Film ini bercerita tentang seorang pemuda bernama Martin (Evan Sander) yang secara tak sengaja menabrak seorang gadis bernama Angel (Donita). Martin melarikan diri karena takut ditangkap polisi sementara Angel divonis lumpuh kedua kakinya. Martin setiap hari dihantui rasa bersalah dan untuk menghilangkan traumanya akhirnya ia memutuskan untuk menenangkan diri di villa milik keluarganya. Angel makin frustasi ketika sang pacar pergi dan akhirnya ia diajak sahabatnya untuk berlibur ke villa. Tanpa sengaja Martin dan Angel bertemu karena villa yang mereka tempati saling berdekatan. Martin tahu Angel adalah gadis yang ia tabrak. Namun, kondisi ini tak membuat Martin menjauh dari sang gadis justru ia malah berniat menebus kesalahannya. Mereka berdua menjadi semakin dekat dan saling menyukai satu sama lain.
Kisah film ini terinspirasi dari novel berjudul “My Last Love” karya Agnes Davonar. Sang sineas seperti kita telah ketahui telah bepengalaman menggarap melodrama yang menguras air mata penonton remaja sejenis ini, seperti Cinta Pertama, Kangen, dan Butterfly. Sang sineas mencoba membangun dengan sabar kesinambungan cerita serta konflik demi konflik namun hasilnya masih kurang terasa. Konfliknya terlalu dangkal dan kurang digali lebih dalam. Kasus seperti ini sudah terlalu sering kita jumpai di sinetron-sinetron kita yang sering memaksakan adegan tanpa sebuah argumen yang cukup. Hal ini tampak dari klimaks film ini yaitu ketika seorang tokoh utama mendadak jatuh sakit. Sebuah tragedi yang memilukan. Apa sebenarnya pesan yang ingin disampaikan filmnya? Takdir atau karma? Boleh jadi kisahnya memang ada benarnya bagian dari kenyataan hidup namun apakah tidak terlalu pesimis untuk tontonan remaja. Remaja kita rasanya butuh sesuatu yang lebih dari sekedar hanya tontonan yang menguras air mata. They need hope not regret.

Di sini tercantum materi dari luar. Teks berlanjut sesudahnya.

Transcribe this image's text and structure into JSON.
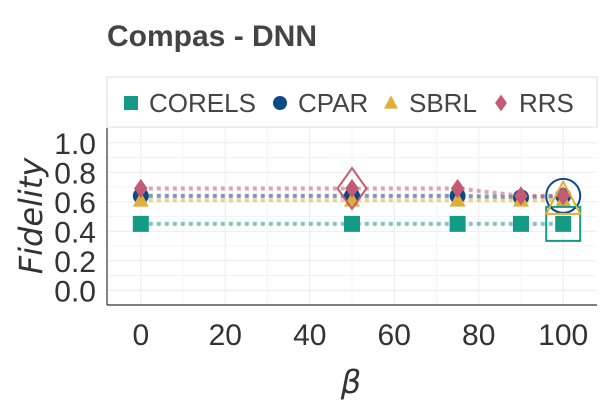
{
  "chart_data": {
    "type": "scatter",
    "title": "Compas - DNN",
    "xlabel": "β",
    "ylabel": "Fidelity",
    "xlim": [
      -8,
      108
    ],
    "ylim": [
      -0.1,
      1.1
    ],
    "xticks": [
      0,
      20,
      40,
      60,
      80,
      100
    ],
    "yticks": [
      0.0,
      0.2,
      0.4,
      0.6,
      0.8,
      1.0
    ],
    "xtick_labels": [
      "0",
      "20",
      "40",
      "60",
      "80",
      "100"
    ],
    "ytick_labels": [
      "0.0",
      "0.2",
      "0.4",
      "0.6",
      "0.8",
      "1.0"
    ],
    "grid": true,
    "legend_position": "top",
    "x": [
      0,
      50,
      75,
      90,
      100
    ],
    "series": [
      {
        "name": "CORELS",
        "marker": "square",
        "color": "#159a87",
        "values": [
          0.45,
          0.45,
          0.45,
          0.45,
          0.45
        ],
        "highlight_x": 100
      },
      {
        "name": "CPAR",
        "marker": "circle",
        "color": "#0d4a85",
        "values": [
          0.64,
          0.64,
          0.64,
          0.63,
          0.64
        ],
        "highlight_x": 100
      },
      {
        "name": "SBRL",
        "marker": "triangle",
        "color": "#e0ae3a",
        "values": [
          0.61,
          0.61,
          0.61,
          0.61,
          0.61
        ],
        "highlight_x": 100
      },
      {
        "name": "RRS",
        "marker": "diamond",
        "color": "#c45b74",
        "values": [
          0.69,
          0.69,
          0.69,
          0.64,
          0.64
        ],
        "highlight_x": 50
      }
    ]
  }
}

Dari pencapaian teknis, setting di villa tercatat adalah yang cukup berhasil untuk menambah nuansa romantis antara Martin dan Angel. Dari sisi akting terlihat kedua bintang utama bermain sangat kaku hingga karakter Martin dan Angel tidak memiliki chemistry yang sepatutnya. Namun film ini cukup tertolong dengan ilustrasi musik melankolis yang cukup pas dan menyatu dengan adegan-adegannya. Instrumen piano yang mendominasi film ini sangat pas menyatu dengan kisahnya yang melodramatik.
Walau secara teknis film ini sudah cukup mapan namun kembali masalah cerita serta kedalaman tema perlu digali lebih dalam lagi. Sebuah melodrama memang seringkali berakhir tragis namun bukan berarti ini dijadikan alasan untuk menyerah pada takdir. Rasa optimisme dan harapan bisa dicapai melalui proses bukan hasil akhir dan melalui sebuah perjuangan keras. Semoga ke depan remaja kita bisa mendapatkan tontonan yang lebih sehat dan positif yang mampu membangkitkan moral dan semangat mereka untuk menghadapi kehidupan masa kini yang penuh dengan tantangan.